By David and Deborah Clark, Southern California Chapter
In the summer of 2003 I was invited to Homosassa, Florida, to inspect and evaluate the classic car collection of Dr. Donald Vesley. He had recently passed away and his longtime girlfriend, Linda was handling the estate. After viewing the cars, Linda asked me to also look at his classic boat collection. I asked if any of the runabouts were for sale. One thing led to another and we ended up purchasing six of the eight mahogany boats. The six boats were as follows:
- 1926 Hacker, 26ft triple cockpit.
- 1940 Chris-Craft, 19ft barrelback.
- 1935 Garwood Speedster.
- 1947 Western Fairliner Torpedo.
- 1931 Dodge 21A double cockpit.
- 1941 Chris-Craft Hydroplane.
When my wife, Deborah and I returned to San Diego, we realized that buying the boats was the easy part. Transporting the six boats and two spare motors, from Florida back to San Diego, was going to be the hard part. To save time and money, we hired a truck that could carry five of the six boats, the sixth boat was traded immediately. We also needed to hire a crane to lift the boats by straps and set them on cradles. This took about 8 hours, both in Florida and San Diego. All five boats were put in our warehouse and we started the process of cleaning them. The boats were filthy from their travels, including a layer of white powder from driving through construction sites.

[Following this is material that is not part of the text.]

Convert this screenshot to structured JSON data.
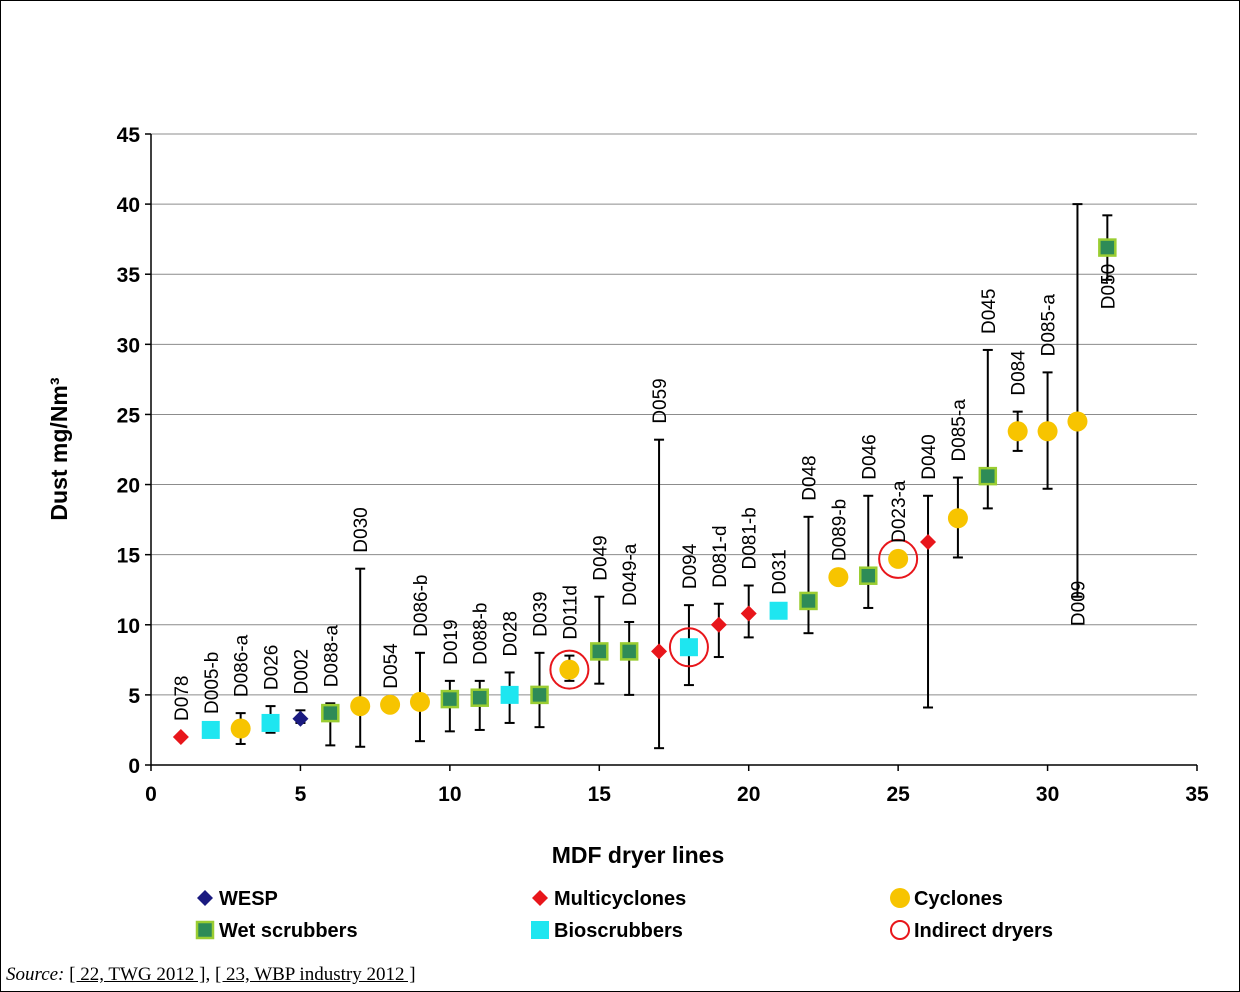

Next, we had to investigate what we had actually purchased, something we should have done prior to buying them. After many hours of phone calls, we had a very good idea of the history of these boats. The boats we still had questions on were- The Garwood Speedster, many replicas had been produced. The Chris-Craft Hydroplane, we had never seen a 16ft Hydroplane. And, the Dodge 21A, a very rare runabout, which was the most photographed boat in the Dodge book.
We called Dave Lobb in Seattle, and sent him photos of all six boats. Remarkably, he had done restorations on two of the boats. He recognized the Dodge 21A by its name, R-U-Serious. He said it was a very original, and solid boat prior to the restoration. The second boat was the 1941 Hydroplane, which was sent to Seattle back in 1941, where it spent most of its days. The Hydroplane, he stated, was restored, but most of the boat is still original. He also recognized its name, Cheers.
We spoke to him about the Garwood Speedster as well. He stated that all remaining speedsters were accounted for and it was more than likely that ours was a replica, but suggested I call Tony Mollica, as he had all of the original serial numbers for the speedsters produced in 1935. Tony received our photos, and the serial numbers of our boat, which we found on the seat bottoms, and seat backs, etc. Tony said this was absolutely an original speedster. He said that our speedster, along with two others, were sold in 1941, and all three went to Ohio. The interesting thing is, the seat backs on our boat had different numbers than the numbers found elsewhere on the boat. Tony said the seat backs on these three boats had been removed, and the seat back in our boat belonged to one of the other three boats. We now have a certificate of authenticity for our speedster.
We still have four of the boats in our possession, we’ve had all the boats for twenty years, and we will probably find new custodians for them in the near future.
We hope you enjoyed the story and photos of our adventure, and Happy Boating!